As an environmentalist, of course the idea of being near to nature and experiencing land rather than owning it appeals to me. I appreciate the idea of finding a home in a location for any amount of time as expressed in this quote: “Well, there I might live, I said; and there I did live, for an hour, a summer and a winter life; saw how I could let the years run off, buffet the winter through, and see the spring come in.” He expresses a deep appreciation and connection here to land that he will not acquire or occupy for any extended stretch of time. Feeling a deep connection to an environment the way you would the place in which you live is certainly a way to engage an emotional investment and a sense of stewardship for the work around you for any period of time.

Additionally he advocates, in short, for people to mind their own business, focusing on improving their lives. This again in its disparagement of greed and capitalistic success at the cost of lives is a point I agree with. Of productivity he writes, “Why should we live with such hurry and waste of life? We are determined to be starved before we are hungry.” This determination to always be working and searching for the next thing to consume is one that persists today. Our society often appears to be built around the acquisition of wealth with the value of other pursuits diminished in our perceptions because they lack profitability; however, as Thoreau points out we often are creating more problems than we solve with efficiency.

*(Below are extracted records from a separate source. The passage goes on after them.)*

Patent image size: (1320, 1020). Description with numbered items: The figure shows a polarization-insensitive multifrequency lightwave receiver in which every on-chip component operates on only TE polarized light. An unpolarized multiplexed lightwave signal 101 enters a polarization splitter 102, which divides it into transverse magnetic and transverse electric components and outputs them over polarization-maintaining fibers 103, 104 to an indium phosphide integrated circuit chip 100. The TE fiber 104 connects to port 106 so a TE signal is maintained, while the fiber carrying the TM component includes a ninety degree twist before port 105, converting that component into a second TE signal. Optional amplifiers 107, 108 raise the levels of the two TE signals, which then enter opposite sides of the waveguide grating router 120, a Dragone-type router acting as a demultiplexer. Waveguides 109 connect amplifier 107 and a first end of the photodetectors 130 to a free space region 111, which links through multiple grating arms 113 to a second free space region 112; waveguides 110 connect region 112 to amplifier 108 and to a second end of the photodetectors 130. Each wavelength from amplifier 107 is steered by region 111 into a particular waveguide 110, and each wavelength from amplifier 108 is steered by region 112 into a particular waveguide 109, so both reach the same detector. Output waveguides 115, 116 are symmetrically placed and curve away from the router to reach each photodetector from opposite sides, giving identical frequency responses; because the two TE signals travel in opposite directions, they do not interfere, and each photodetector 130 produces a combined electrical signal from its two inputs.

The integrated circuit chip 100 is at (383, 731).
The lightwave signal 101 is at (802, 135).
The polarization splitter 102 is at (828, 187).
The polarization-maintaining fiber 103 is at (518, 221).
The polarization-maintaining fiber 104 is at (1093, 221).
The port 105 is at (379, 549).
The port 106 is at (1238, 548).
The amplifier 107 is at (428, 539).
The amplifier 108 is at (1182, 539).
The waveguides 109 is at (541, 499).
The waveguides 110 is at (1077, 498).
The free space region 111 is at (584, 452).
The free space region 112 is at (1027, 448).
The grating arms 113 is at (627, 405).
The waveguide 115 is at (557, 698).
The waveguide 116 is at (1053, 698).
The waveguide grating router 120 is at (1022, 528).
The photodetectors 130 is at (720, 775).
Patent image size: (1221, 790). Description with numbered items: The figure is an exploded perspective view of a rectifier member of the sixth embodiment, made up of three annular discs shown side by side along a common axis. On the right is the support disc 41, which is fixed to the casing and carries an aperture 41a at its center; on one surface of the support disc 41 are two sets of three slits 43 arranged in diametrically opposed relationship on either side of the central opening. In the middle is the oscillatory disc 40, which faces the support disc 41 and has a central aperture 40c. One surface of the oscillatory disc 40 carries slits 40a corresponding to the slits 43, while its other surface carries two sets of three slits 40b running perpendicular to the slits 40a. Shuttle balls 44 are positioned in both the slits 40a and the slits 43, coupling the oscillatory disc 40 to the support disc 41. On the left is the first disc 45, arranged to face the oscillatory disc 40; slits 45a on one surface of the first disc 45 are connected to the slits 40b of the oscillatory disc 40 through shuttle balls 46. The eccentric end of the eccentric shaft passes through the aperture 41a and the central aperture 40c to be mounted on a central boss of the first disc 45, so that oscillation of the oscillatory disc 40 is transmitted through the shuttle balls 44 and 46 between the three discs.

Ultimately I do believe the world might be a better place had more people adopted Thoreau’s ideas for appreciation of nature rather than ownership or consumption of it and for working on the problems of our homes before worrying about traveling anywhere new. These are points that can be interpreted in pro-environmentalist and anti-capitalist ways. Had he not referred to his cabin as one fit for a god, or to himself of the monarch of all the landscapes he surveyed, I might have appreciated those sentiments more. As it stands, the passage contained plenty of language evoking imperialism and the idea that Thoreau was in some way the first to see and imagine the areas around Walden as homes when he was certainly on formerly indigenous land. This erasure as well as the assertion that his particular way of living during his time at Walden was the most intentional way to live makes it difficult to find the piece progressive even if that was the case at its publication.